La caisse n'est pas contredite sur la fixation de la guérison à la date du 31 mars 2018, ni sur la cessation du versement des indemnités journalières à compter du 1er mars 2018.
Or la fixation de la date de guérison implique l'avis de son service médical sur l'état de santé de l'assurée en lien avec l'accident du travail.
La cour constate qu'il existe en l'espèce un faible décalage temporel entre la fin du versement des indemnités journalières et la date à laquelle l'avis du médecin contrôleur mandaté par l'employeur a été émis et surtout de la date, non justifiée mais nécessairement postérieure au 22 février 2018, à laquelle cet avis a été effectivement porté à la connaissance de la caisse.

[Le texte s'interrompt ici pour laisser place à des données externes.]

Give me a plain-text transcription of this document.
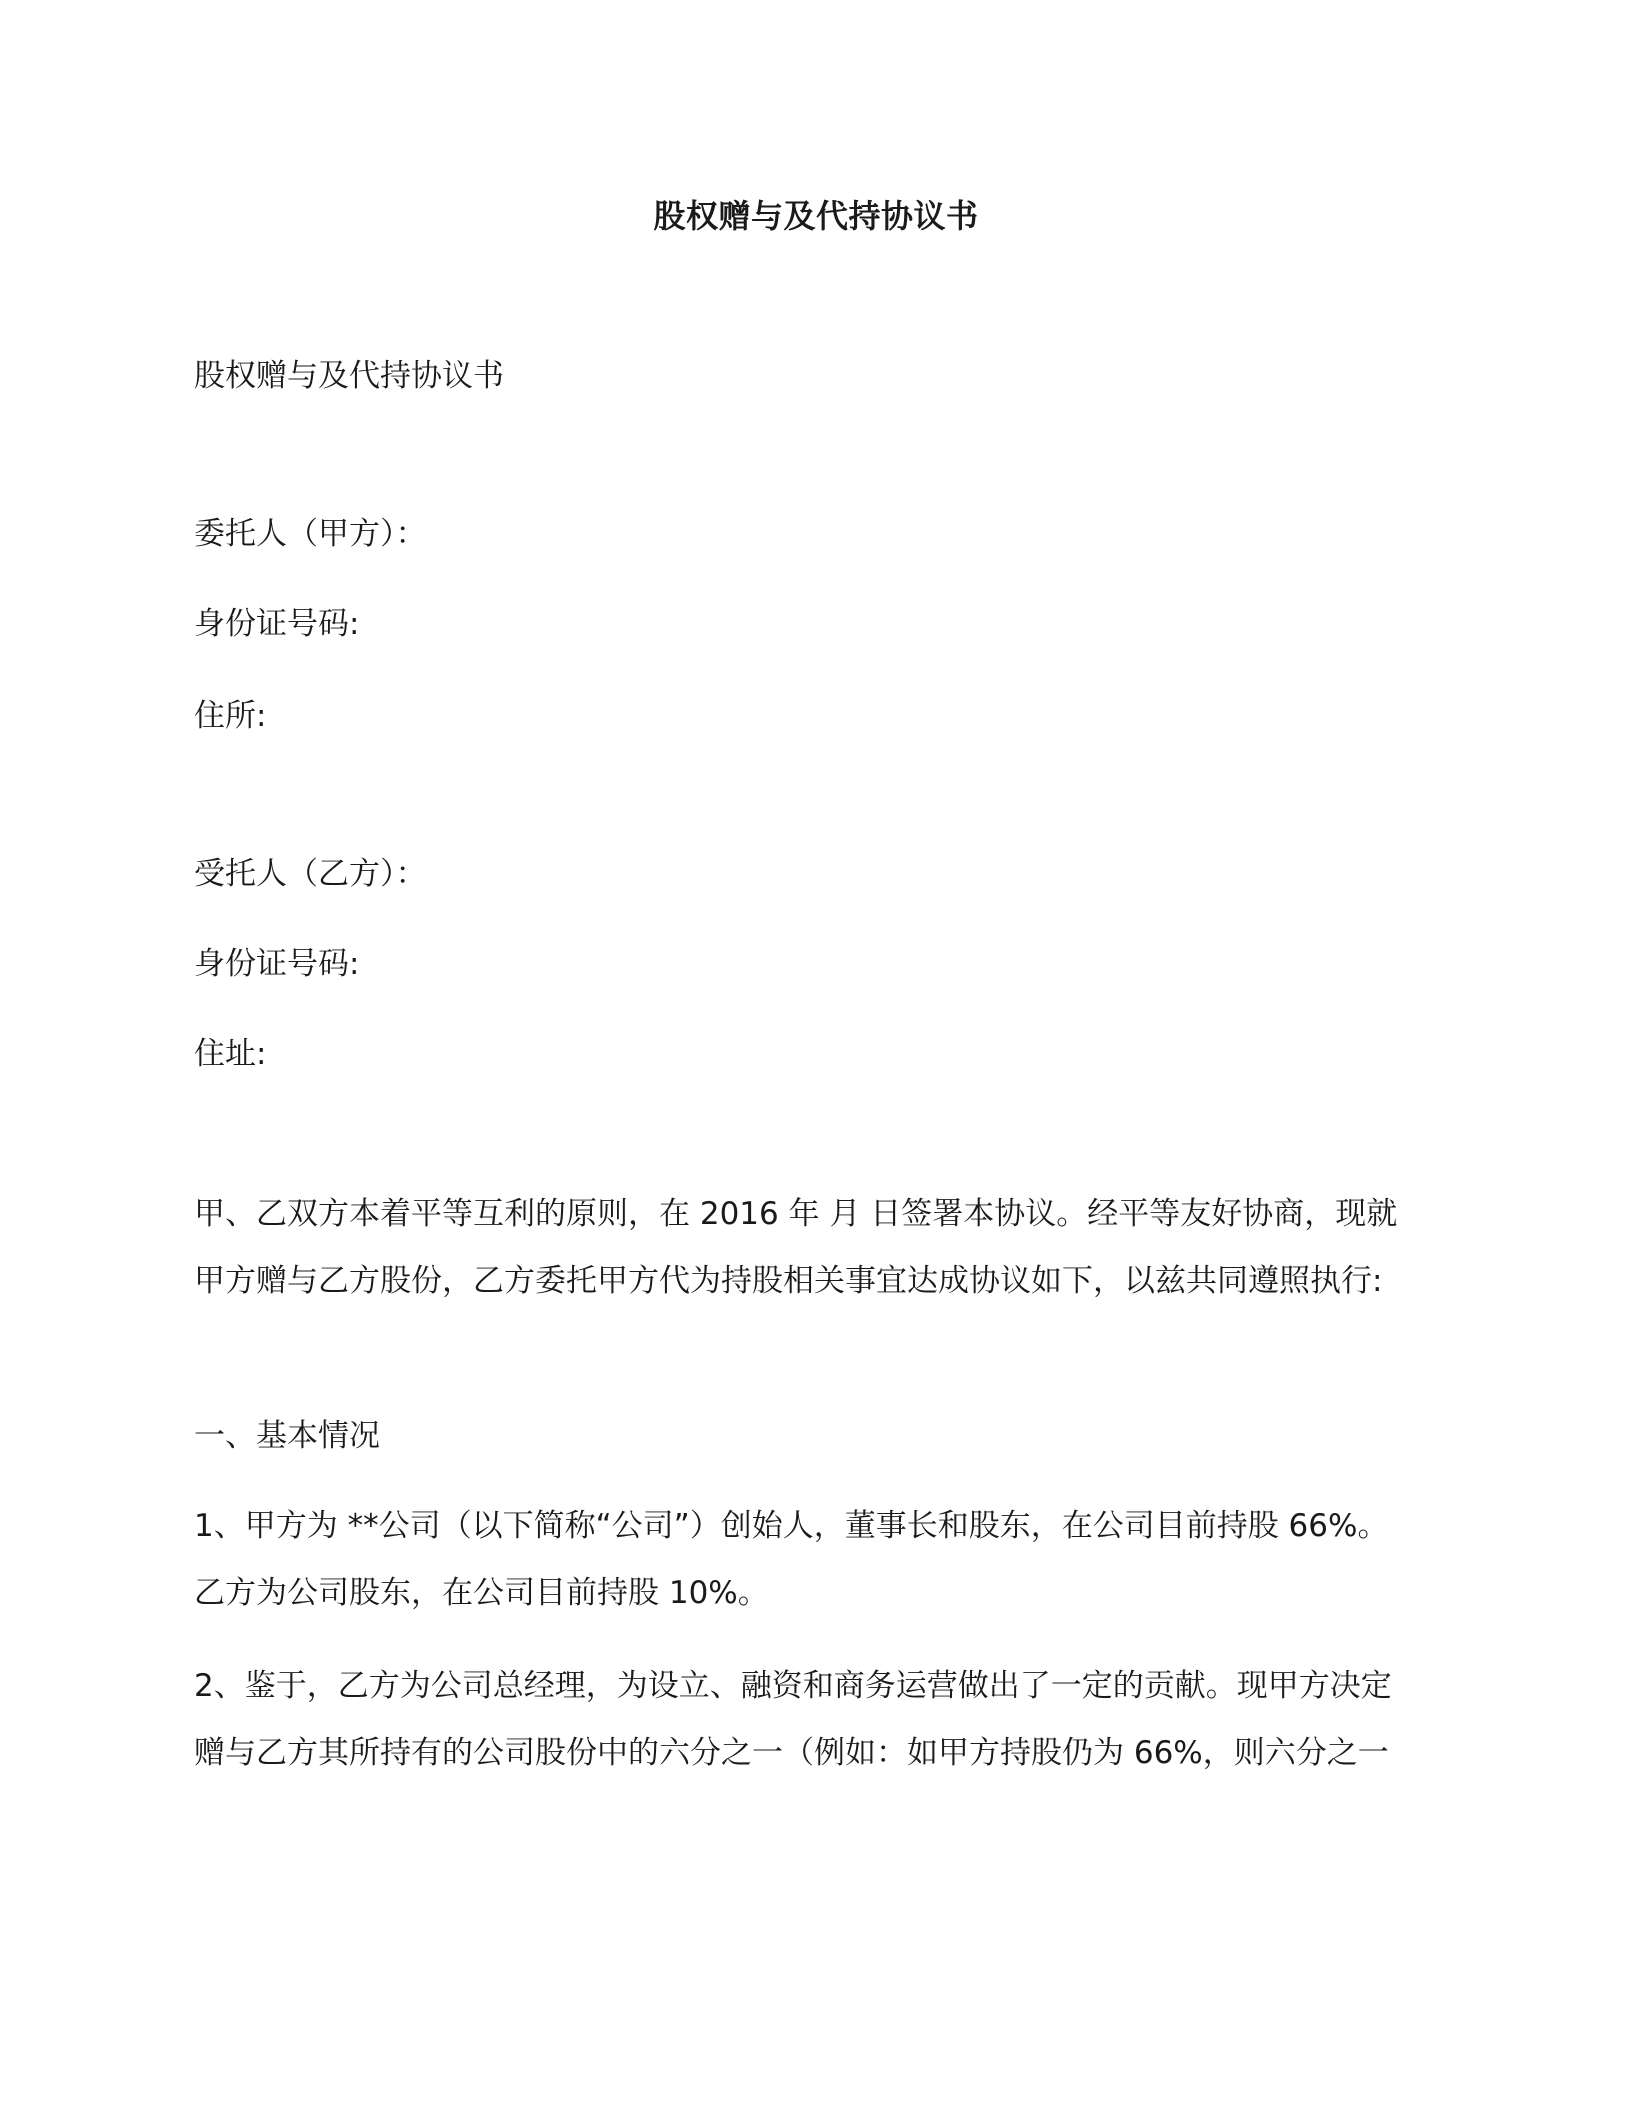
股权赠与及代持协议书
股权赠与及代持协议书
委托人（甲方）：
身份证号码:
住所:
受托人（乙方）：
身份证号码:
住址:
甲、乙双方本着平等互利的原则，在 2016 年 月 日签署本协议。经平等友好协商，现就
甲方赠与乙方股份，乙方委托甲方代为持股相关事宜达成协议如下，以兹共同遵照执行:
一、基本情况
1、甲方为 **公司（以下简称“公司”）创始人，董事长和股东，在公司目前持股 66%。
乙方为公司股东，在公司目前持股 10%。
2、鉴于，乙方为公司总经理，为设立、融资和商务运营做出了一定的贡献。现甲方决定
赠与乙方其所持有的公司股份中的六分之一（例如：如甲方持股仍为 66%，则六分之一
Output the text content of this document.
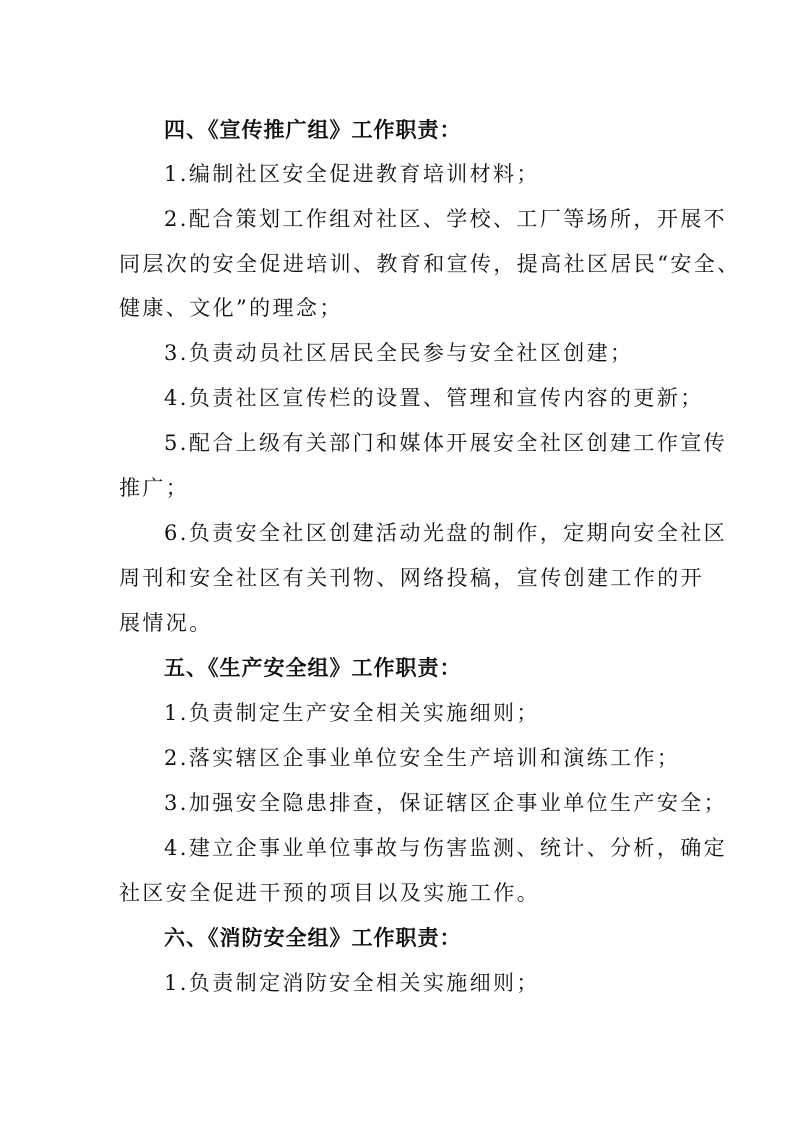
四、《宣传推广组》工作职责：
1.编制社区安全促进教育培训材料；
2.配合策划工作组对社区、学校、工厂等场所，开展不
同层次的安全促进培训、教育和宣传，提高社区居民“安全、
健康、文化”的理念；
3.负责动员社区居民全民参与安全社区创建；
4.负责社区宣传栏的设置、管理和宣传内容的更新；
5.配合上级有关部门和媒体开展安全社区创建工作宣传
推广；
6.负责安全社区创建活动光盘的制作，定期向安全社区
周刊和安全社区有关刊物、网络投稿，宣传创建工作的开
展情况。
五、《生产安全组》工作职责：
1.负责制定生产安全相关实施细则；
2.落实辖区企事业单位安全生产培训和演练工作；
3.加强安全隐患排查，保证辖区企事业单位生产安全；
4.建立企事业单位事故与伤害监测、统计、分析，确定
社区安全促进干预的项目以及实施工作。
六、《消防安全组》工作职责：
1.负责制定消防安全相关实施细则；
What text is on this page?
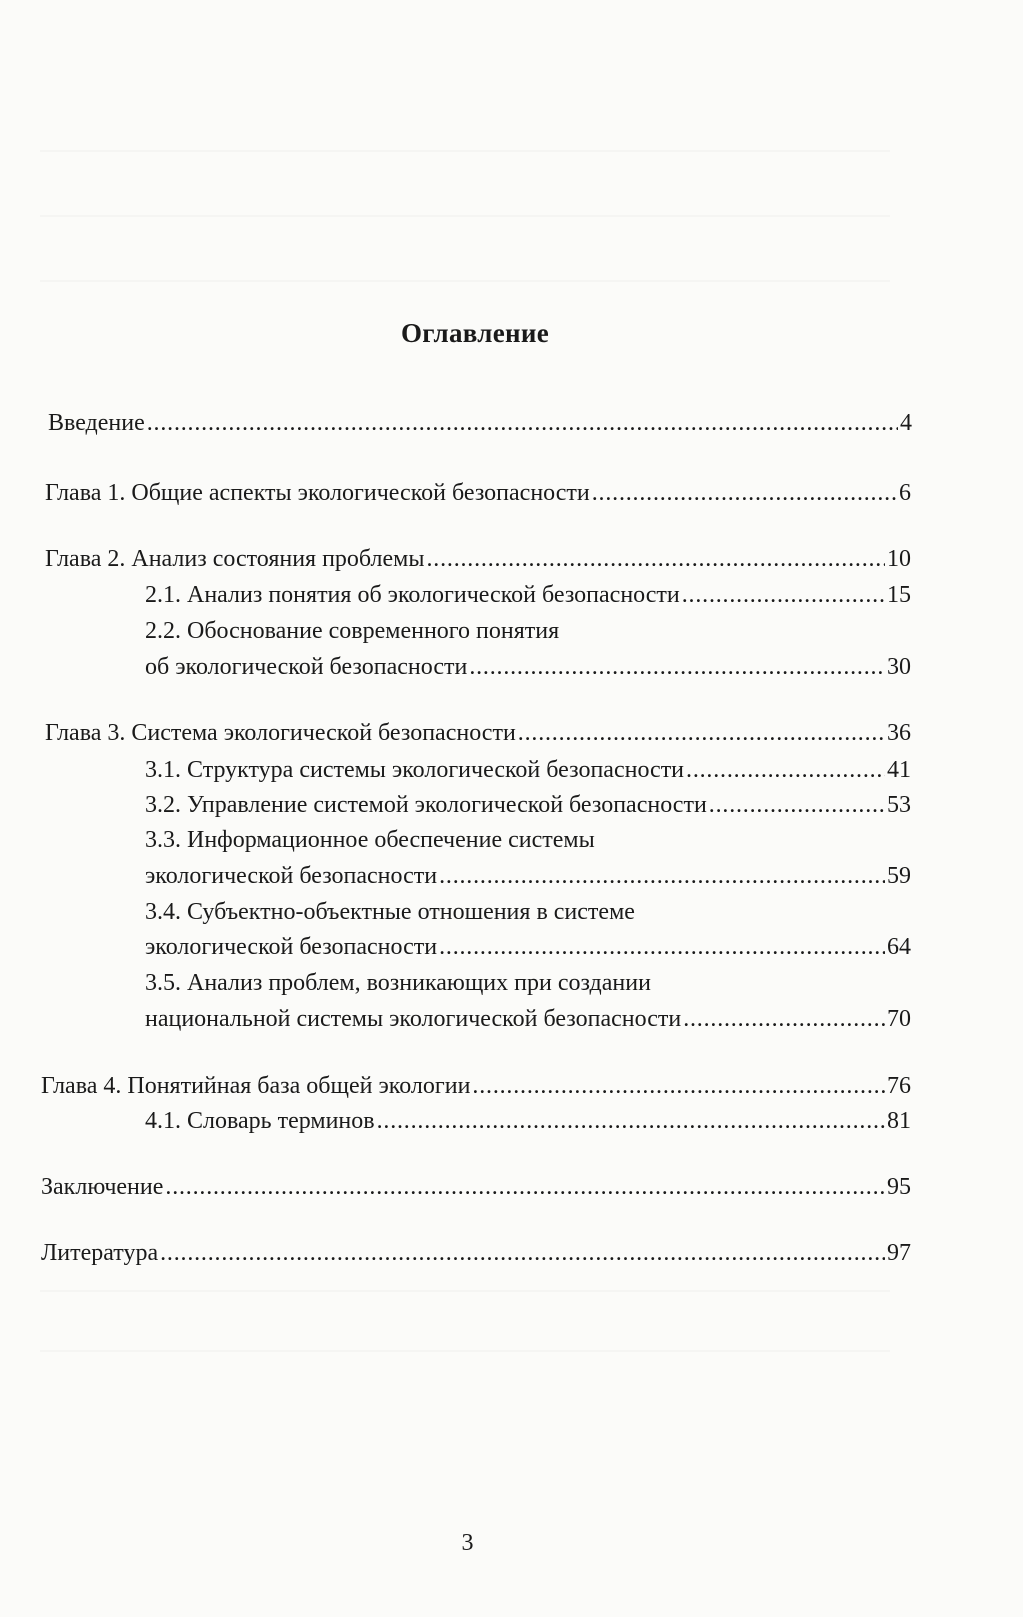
Оглавление
Введение . . .	4
Глава 1. Общие аспекты экологической безопасности . . .	6
Глава 2. Анализ состояния проблемы . . .	10
2.1. Анализ понятия об экологической безопасности . . .	15
2.2. Обоснование современного понятия
об экологической безопасности . . .	30
Глава 3. Система экологической безопасности . . .	36
3.1. Структура системы экологической безопасности . . .	41
3.2. Управление системой экологической безопасности . . .	53
3.3. Информационное обеспечение системы
экологической безопасности . . .	59
3.4. Субъектно-объектные отношения в системе
экологической безопасности . . .	64
3.5. Анализ проблем, возникающих при создании
национальной системы экологической безопасности . . .	70
Глава 4. Понятийная база общей экологии . . .	76
4.1. Словарь терминов . . .	81
Заключение . . .	95
Литература . . .	97
3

La présomption d'imputabilité au travail porte non seulement sur les arrêts de travail mais aussi des soins prescrits.
Concernant la période contestée de prise en charge de ceux-ci au titre de l'accident du travail c'est à dire au-delà du 12 février 2018 et jusqu'au 31 mars 2018, cette présomption n'est pas renversée par l'avis du médecin mandaté par l'employeur qui ne porte pas sur le lien entre ces prescriptions médicales et le travail, mais uniquement sur le caractère 'justifié' de l'arrêt de travail, et exclusivement de celui-ci.
L'appelante est, par conséquent, mal fondée en son moyen d'inopposabilité de la prise en charge au titre de l'accident du travail du 1er novembre 2017 des arrêts de travail et soins prescrits postérieurement au 12 février 2018.
Les premiers juges n'ayant pas expressément statué dans le dispositif de leur décision sur l'opposabilité à l'employeur à la fois de la décision de prise en charge de l'accident du travail et sur celle des arrêts de travail et soins postérieurs au 12 février 2018, par ajout à ce jugement la cour dit opposable à la société [2] la décision de la caisse de prise en charge au titre de la législation sur les risques professionnels de l'accident du travail survenu le 1er novembre 2017 à Mme [O] [D], ainsi que la prise en charge au titre de l'accident du travail du 1er décembre 2017 des arrêts de travail et soins postérieurement au 12 février 2018.
Succombant en son appel, l'appelante doit être condamnée aux dépens y afférents.
Il serait inéquitable de laisser à la charge de la caisse les frais qu'elle a été contrainte d'exposer pour sa défense en cause d'appel, ce qui justifie de condamner l'appelante au paiement de la somme de 1 000 euros sur le fondement de l'article 700 du code de procédure civile.
PAR CES MOTIFS,
- Confirme le jugement entrepris en ses dispositions soumises à la cour,
y ajoutant,
- Déboute la société [2] de l'intégralité de ses prétentions,
- Dit opposable à la société [2] la décision de la caisse primaire d'assurance maladie des Bouches-du-Rhône de prise en charge au titre de la législation sur les risques professionnels de l'accident du travail survenu le 1er novembre 2017 à Mme [O] [D],
- Dit opposable à la société [2] la prise en charge au titre au titre de la législation sur les risques professionnels et de l'accident du travail du 1er décembre 2017, des arrêts de travail et soins prescrits à Mme [O] [D] postérieurement au 12 février 2018,
- Condamne la société [2] aux dépens.